Budiyanto, A., W. Widiatmaka, S. Sudiono, T. Winardi, A. Mun'im, & Sidhi. 1997. Ilmu
Kedokteran Forensik. Jakarta: Bagian Kedokteran Forensik Fakultas Kedokteran
Universitas Indonesia.
Butler,J.M. 2015. Advanced Topics In Forensic DNA Typing : Interpretation . San Diego,
USA : Academic Press, Elsevier.
Flores S, Sun J, King J, Budowle B. 2014. Internal validation of the GlobalFilerTM Express
PCR Amplification Kit for the direct amplification of reference DNA samples on
a high-throughput automated workflow.
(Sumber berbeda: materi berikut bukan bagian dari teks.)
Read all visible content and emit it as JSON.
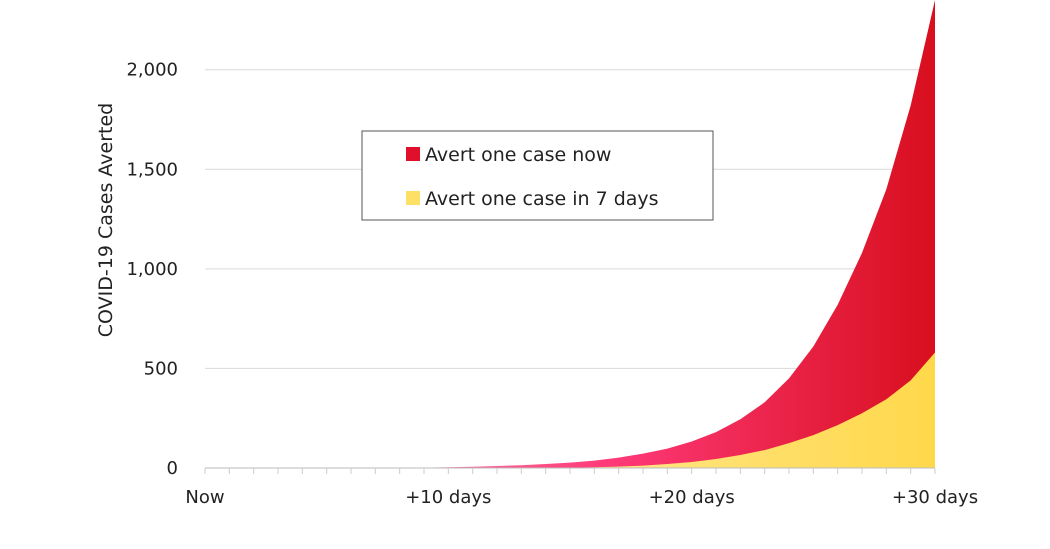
{
  "chart_data": {
    "type": "area",
    "title": "",
    "xlabel": "",
    "ylabel": "COVID-19 Cases Averted",
    "x_ticks": [
      "Now",
      "+10 days",
      "+20 days",
      "+30 days"
    ],
    "x_tick_days": [
      0,
      10,
      20,
      30
    ],
    "ylim": [
      0,
      2350
    ],
    "y_ticks": [
      0,
      500,
      1000,
      1500,
      2000
    ],
    "y_tick_labels": [
      "0",
      "500",
      "1,000",
      "1,500",
      "2,000"
    ],
    "grid": "horizontal",
    "legend_position": "top-left-center",
    "x_days": [
      0,
      1,
      2,
      3,
      4,
      5,
      6,
      7,
      8,
      9,
      10,
      11,
      12,
      13,
      14,
      15,
      16,
      17,
      18,
      19,
      20,
      21,
      22,
      23,
      24,
      25,
      26,
      27,
      28,
      29,
      30
    ],
    "series": [
      {
        "name": "Avert one case now",
        "color": "#e0102c",
        "values": [
          0,
          0,
          0,
          0,
          0,
          0,
          0,
          0,
          0,
          2,
          4,
          6,
          10,
          14,
          20,
          27,
          37,
          52,
          72,
          97,
          133,
          180,
          245,
          330,
          450,
          610,
          820,
          1080,
          1400,
          1820,
          2350
        ]
      },
      {
        "name": "Avert one case in 7 days",
        "color": "#ffe066",
        "values": [
          0,
          0,
          0,
          0,
          0,
          0,
          0,
          0,
          0,
          0,
          0,
          0,
          0,
          0,
          0,
          1,
          4,
          7,
          12,
          20,
          30,
          45,
          65,
          90,
          125,
          165,
          215,
          275,
          345,
          440,
          580
        ]
      }
    ]
  }
}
Forensic Sci Int Genet 10:33–39.
Manela, C. 2015. Pemilihan, penyimpanan, dan stabilitas sampel toksikologi pada korban
penyalahgunaan narkotika. Jurnal Kesehatan Andalas 4(1): 338–345.
Patrice, H. Cornithia, K. Leona, & T. Michael. 2008. The Forensic of Blood. Washington
DC: Chem Matters, The American Chemical Society.